1. Pembengkakan vena pada dinding rectum


2. Perdarahan jika dinding pembuluh darah vena meregang
3. Merasa panas dan gatal jika terjadi inflamsi
4. Nyeri

4. Masalah-Masalah Gangguan Eliminasi Fekal


A. Konstipasi

konstipasi adalah penurunan frekuensi defekasi, yang diikuti oleh pengeluaran feses yang
lama atau keras, kering dan disertai upaya mengedan saat defekasi. Tanyakan pada diri anda
sendiri apakah saudara pernah mengalami menurunnya frekuensi BAB hingga beberapa hari,
diseryai dengan pengeluaran feces yang sulit, keras dan mengedan. Dan dapat menyebabkan
nyeri rectum, keadaan ini disebut konstipasi. Konstipasi merupakan gejala, bukan merupakan
penyakit. Kondisi ini terjadi karena feses berada diintestinal lebih lama, sehingga banyak air
diserap. Biasanya disebabkan oleh pada defekasi yang tidak teratur, peggunaan laksatif yang
lama, stres psikologis, obat-obatan, kurang aktivitas dan faktor usia. Stiap individu mempunyai
pola defekasi individul yang harus dikaji perawat, tidak setiap orang dewasa memiliki pola
defekasi setiap hari (Ebersole dan Hess, 1994). Defekasi hanya setiap 4 hari sekali atau lebih
dianggap tidak normal (Lueckenotte, 1994). Pola defekasi yang biasanya setiap 2-3 hari sekali,
tanpa kesulitan, nyeri atau perdarahan dapat dianggap untuk lansia (Ebersole dan Hess, 1994;
Luecknotte, 1994). Mengedan selama defekasi menimbulkan masalah pada klien baru
pembedahan abdomen, genekologi, rektum hal ini dapat menyebabkan jahitan terpisah sehingga
luka terbuka. Klien dengan riwayat kardiovaskuler, glaukoma, dan peningkatan tekanan
intrakranial harus mencegah konstipasi dan hindari penggunaan manuver valsalva dengan
menghembuskan napas melalui mulut selama mengedan

B. Fecal Imfaction

Fecal imfaction atau impaksi feses akibat dari kontipasi yang tidak diatasi. Impaksi
adalah kumpulan feses yang mengeras, mengendap didalam rektum, hal ini tidakdapat
dikeluarkan. Feses yang keras dikolon dan lipatan sigmoid yang diakibatkan oleh retensi dan
akumulasi material feses yang berkepanjangan. Klien menderita kelemahan, tidak sadar akan
kebutuhan defekasi.
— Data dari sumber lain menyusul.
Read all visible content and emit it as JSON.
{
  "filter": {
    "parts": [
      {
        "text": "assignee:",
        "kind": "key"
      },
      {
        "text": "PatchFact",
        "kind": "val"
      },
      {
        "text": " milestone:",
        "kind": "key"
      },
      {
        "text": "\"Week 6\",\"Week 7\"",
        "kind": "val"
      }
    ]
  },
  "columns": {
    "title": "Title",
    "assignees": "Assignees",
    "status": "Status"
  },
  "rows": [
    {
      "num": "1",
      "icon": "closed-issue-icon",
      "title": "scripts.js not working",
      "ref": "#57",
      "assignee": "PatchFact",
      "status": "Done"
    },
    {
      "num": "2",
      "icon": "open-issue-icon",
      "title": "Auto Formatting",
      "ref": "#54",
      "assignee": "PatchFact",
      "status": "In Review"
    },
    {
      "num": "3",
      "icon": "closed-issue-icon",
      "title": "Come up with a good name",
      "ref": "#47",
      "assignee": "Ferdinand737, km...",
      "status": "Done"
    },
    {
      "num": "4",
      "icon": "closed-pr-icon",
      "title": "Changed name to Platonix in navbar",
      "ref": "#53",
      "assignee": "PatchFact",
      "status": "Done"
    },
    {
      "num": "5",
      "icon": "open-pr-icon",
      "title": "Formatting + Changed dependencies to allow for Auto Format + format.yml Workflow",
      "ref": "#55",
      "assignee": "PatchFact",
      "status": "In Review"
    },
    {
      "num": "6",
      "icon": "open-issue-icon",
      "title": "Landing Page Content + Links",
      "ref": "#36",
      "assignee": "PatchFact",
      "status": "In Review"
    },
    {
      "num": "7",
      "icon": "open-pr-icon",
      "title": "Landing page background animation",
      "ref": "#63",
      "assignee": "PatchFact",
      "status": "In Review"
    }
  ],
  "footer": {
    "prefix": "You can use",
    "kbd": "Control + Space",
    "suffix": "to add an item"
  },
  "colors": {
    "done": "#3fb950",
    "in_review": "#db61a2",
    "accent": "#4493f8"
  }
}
Biasanya juga disebabkan oleh konstiasi, intake cairan kurang, kurang
aktivitas,diet rebdah serat dan kelemahan tonus otot. Tanda yang bisa saudara idntifikasi adalah
tidak BAB beberapa hari, walaupun ada keinginan untuk defekasi, anoreksia, kembung/kram
nyeri rektum. Perawat yang mencurigai klien dengan memasukan ke dalam rektum dan
mempalpasi masa yang terimpaksi.

C. Diare

Diare adalah meningkatnya frekuensi buang air besar dengan pengeluaran feses yang cair
dan tidak terbentuk (Lueckenotte, 1994). Diare adalah gejala gangguan proses pencernaan,
absorpsi dan sekresi dalam saluran GI, akibatnya cbyme melewati usus terlalu ceoat, sehingga
usus besar tidak mempunyai waktu untuk menyerap air.

Diare dapat disebabkan karena stres fisik, obat-obatan, alergi penyakit kolon dan iritasi
itestinal. Diare seringkali sulit dikaji pada bayi, seperti bayi menerima susu botol pengeluaran
feses pada setiap 2 hari sekali, sementara bayi yang disusui ibunya dapat mengeluarkan feses
lunak dalam jumlah kecil 5-8 kl/hari.
Akibat pada seseorang diare adalah gangguan elektrolit dan kulit terganggu, terutama
pada bayi dan orang tua. Diare secara berulang biasa mengiritasi perineum dan bokong, maka
diperlukan perawatan kulit yang cermat untuk mencegah kerusakan kulit dan dibutuhkan
draimase fese.

D. Inkontinesnsia Bowel/Fecal/Alvi

Inkontinesnsia feses adalah hilangnya kemampuan otot untuk mengontrol pengeluaran


feses dan gas dari anus. Kerusakan spinter anus akibat kerusakan fungsi spinter atau persarafan
didaerah anus yang menyebabkan inkontinensia. Penyebabnya penyakit neuromuskuler, trauma
spinal cord dan tumor spinter anus eksternal, 60% usila inkontinensi.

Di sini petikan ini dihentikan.